We layer it around all our fruit trees, and as mulch around all new plants we put in. It is reputed to help break down clay soil, which is what we have, and this seems to be true here. I like to put lawn clippings on top of it, which I think helps it to break down, as we don't bother to chop the seaweed up.
We also figure that using it in our vege garden adds iodine to the soil - a mineral that New Zealand soil is lacking.

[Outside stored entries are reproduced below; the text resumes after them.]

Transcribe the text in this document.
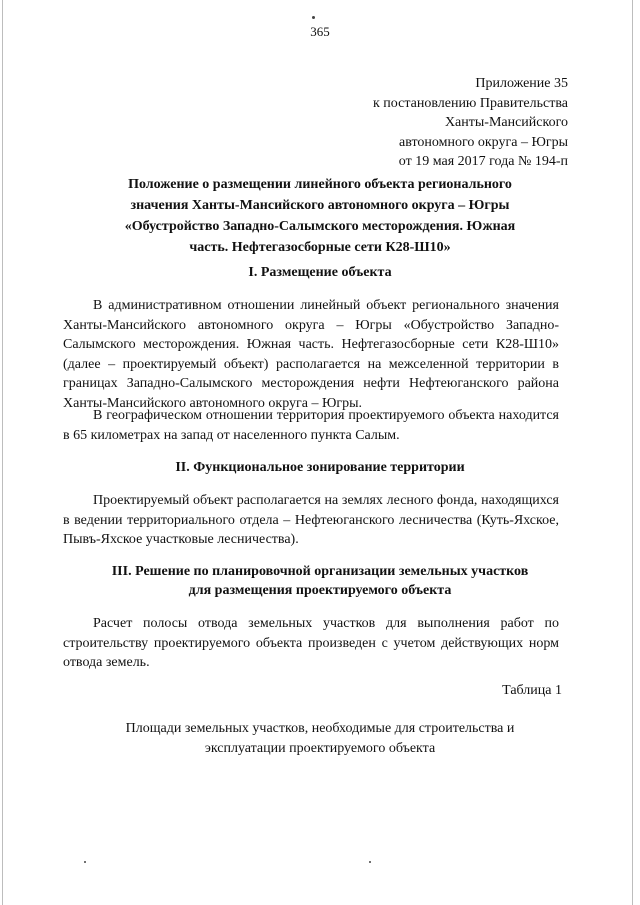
365
Приложение 35
к постановлению Правительства
Ханты-Мансийского
автономного округа – Югры
от 19 мая 2017 года № 194-п
Положение о размещении линейного объекта регионального
значения Ханты-Мансийского автономного округа – Югры
«Обустройство Западно-Салымского месторождения. Южная
часть. Нефтегазосборные сети К28-Ш10»
I. Размещение объекта
В административном отношении линейный объект регионального значения Ханты-Мансийского автономного округа – Югры «Обустройство Западно-Салымского месторождения. Южная часть. Нефтегазосборные сети К28-Ш10» (далее – проектируемый объект) располагается на межселенной территории в границах Западно-Салымского месторождения нефти Нефтеюганского района Ханты-Мансийского автономного округа – Югры.
В географическом отношении территория проектируемого объекта находится в 65 километрах на запад от населенного пункта Салым.
II. Функциональное зонирование территории
Проектируемый объект располагается на землях лесного фонда, находящихся в ведении территориального отдела – Нефтеюганского лесничества (Куть-Яхское, Пывъ-Яхское участковые лесничества).
III. Решение по планировочной организации земельных участков
для размещения проектируемого объекта
Расчет полосы отвода земельных участков для выполнения работ по строительству проектируемого объекта произведен с учетом действующих норм отвода земель.
Таблица 1
Площади земельных участков, необходимые для строительства и
эксплуатации проектируемого объекта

We use it to make liquid seaweed fertilizer, by putting it in a big barrel in the garden and covering it with water. After it has been there for a few weeks/ months I just ladle it out onto my plants. I don't bother diluting it and it is fine. I then top the barrel back up with water, and after a while put the used barrelled seaweed on the garden and get some fresh stuff.
Seaweed also gets thrown into the compost bin mix.
The gardens look so much healthier since we started using seaweed, horse manure and lawn clippings. No need to buy compost here.

Mail Art
I take any opportunity to turn parcels I need to post into mail art. What would you rather find in your mailbox - a courier post bag or something like this...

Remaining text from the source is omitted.